Imagine if an organization could construct chatbots with refined common dialect preparing and no operational overhead. Amazon Lex can be described as a fully managed service for building conversational interfaces into application using voice and text. Lex is integrated with AWS Lambda, a service that allows code to run without the provisioning or managing of servers. Lambda enables companies to write and run logic for your chatbot using serverless compute. The implication of bots into the conversation gives operations teams the ability to work collaboratively to understand, diagnose, and address emerging issues while simultaneously tracking changes made to the target system by way of commands directed to a bot. In the same manner, AWS S3 can be in asset uploads for credentials, Lamda can be used to control functions. As a result, this management mandates functions to fetch and post data. Once define a function that performs an operation, and AWS provisions and schedules that function.
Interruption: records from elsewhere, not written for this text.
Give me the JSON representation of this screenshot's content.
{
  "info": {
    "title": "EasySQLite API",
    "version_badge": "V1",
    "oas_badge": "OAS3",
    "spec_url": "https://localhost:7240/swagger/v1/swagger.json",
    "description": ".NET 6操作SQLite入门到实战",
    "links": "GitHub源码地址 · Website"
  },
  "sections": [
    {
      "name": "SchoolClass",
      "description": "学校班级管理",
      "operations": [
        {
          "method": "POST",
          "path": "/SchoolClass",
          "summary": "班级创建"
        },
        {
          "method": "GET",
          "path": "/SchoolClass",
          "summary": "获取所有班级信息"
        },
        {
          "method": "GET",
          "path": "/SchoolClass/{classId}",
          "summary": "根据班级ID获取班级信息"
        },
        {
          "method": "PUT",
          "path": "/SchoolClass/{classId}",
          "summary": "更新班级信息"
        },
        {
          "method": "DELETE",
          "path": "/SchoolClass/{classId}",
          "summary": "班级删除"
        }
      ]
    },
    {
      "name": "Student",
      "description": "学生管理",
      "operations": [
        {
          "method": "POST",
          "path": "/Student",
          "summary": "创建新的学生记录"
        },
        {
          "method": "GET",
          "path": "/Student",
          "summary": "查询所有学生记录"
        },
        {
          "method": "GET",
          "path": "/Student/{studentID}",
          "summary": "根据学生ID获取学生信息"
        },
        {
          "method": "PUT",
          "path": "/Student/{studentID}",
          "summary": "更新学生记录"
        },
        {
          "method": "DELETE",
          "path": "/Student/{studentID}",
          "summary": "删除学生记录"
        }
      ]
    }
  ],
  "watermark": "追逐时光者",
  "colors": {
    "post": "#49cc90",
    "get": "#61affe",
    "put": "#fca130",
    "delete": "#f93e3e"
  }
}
Chatbots also change how companies interface with their customers. With chatbots, you can easily fulfill the needs of your customers in an automated way using natural, human-like chat interfaces. Chatbots serve a variety of use cases, such as customer support, transaction fulfillment, data retrieval, or even DevOps functions (ChatOps). ChatOps can be thought of as conversation-driven development. Chat rooms that use ChatOps can either be a combination of tools and humans talking, or they can be “bot-only” rooms that provide convenient logs of information. As a log, ChatOps can also help coworkers see what commands have been run recently that impact infrastructure and watch the result of that command together.
Building a Bot
You can define your Lex bot and set up all of these components from the Lex Console. You can start with one of the samples or you can create a custom bot:
Utterances and slots can be defined
Bot Customization Settings
Test your bot interactively and refine it until it works as desired:
Then you can generate a callback URL for use with Facebook (and others on the way):
Unfortunately, AWS Lex and AWS Lambda have a versioning system that is linear in nature. Lambda’s are microcosmic units of script that usually perform very few functions. A single developer can make modifications without conflict in the versioning. If each lambda is a contained development process – with small stable team working on it – a linear versioning model with the alias tagging system can work effectively. However, chat bots can also be rather intricate. They require constant modifications, changes, and updates due to the fact that deal with more inputs from users. They are trained by a manual review process – a buggy interface that reports all the “utterances” that it did not recognize. This interface is updated once per 24 hours, but this process can be also result in inevitable bugs.
The interface that manages the chat bot, has several versioning on various components. Consequently, the operations team maybe unsure of what version of the bot is need of modification. The interface revisions are funneled to the version coined $LATEST. This means – definitively – the bot is a one person at a time interface. If the operations team are in are working simultaneously, they have a high likelihood of unknowingly overwriting each other on the same intent or slot. If one developer builds their version, the $LATEST needs to be updated since they last refreshed the interface. As a result, what they end up testing fails, and huge delays are induced in development.
To make matters worse, the lambda’s that are used to fulfill the Lex bot intents, are independently versioned. They have a $LATEST too, which of course suffers the same clobbering problem. However, once the developer go to setting alias’s to lambda versions – you cannot select between these in the Lex interface. The whole mechanism to set these things up with more than a single developer is cumbersome. Amazon Lex, like Lambda, is essentially a configuration that is built/packaged and served at a versioned endpoint. Alias’s can be assigned to each of those versions. All of the configuration and the deployment is part of the Lex interface. Its not clear from the interface, a good way to parallelize development. One developer can clobber another without even knowing. Unfortunately, a broad development team working in this singular interface will not work. The intent state is constantly being overwritten and there is no medium for a team member modify or commit a feature without another erasing their work.
To combat this issue, the organization can shift their focus towards making internal modifications. Amazon Lex is primarily composed of slots, intents, bots, and lambdas. The slots, Intents, and Bots can be listed YAML definitions, while lambda can be as a YAML and associated script file. If this is done using those YAML definitions the developer can edit the state, and then automatically commit that state to version, assign alias to it. After doing so then automated test cases can be made on the bot.
Since the YAML and scripts can be checked into a version control system, the team can now use git branches tracked to various aliases. This methodology gives developers the leeway features to be worked on and tested and eventually merged into the master branch, which will then update the PROD alias on the bot. Without scaffolding to manage this parallel development, it would be impossible to develop large chatbots without significant effort in development effort synchronization. The team should set their AWS credentials in the ~/.aws directory. Once this is done, the bot can execute the action of deploying the script that aids in translating to make the conversion becoming $LATEST version of the bot and lambdas on AWS.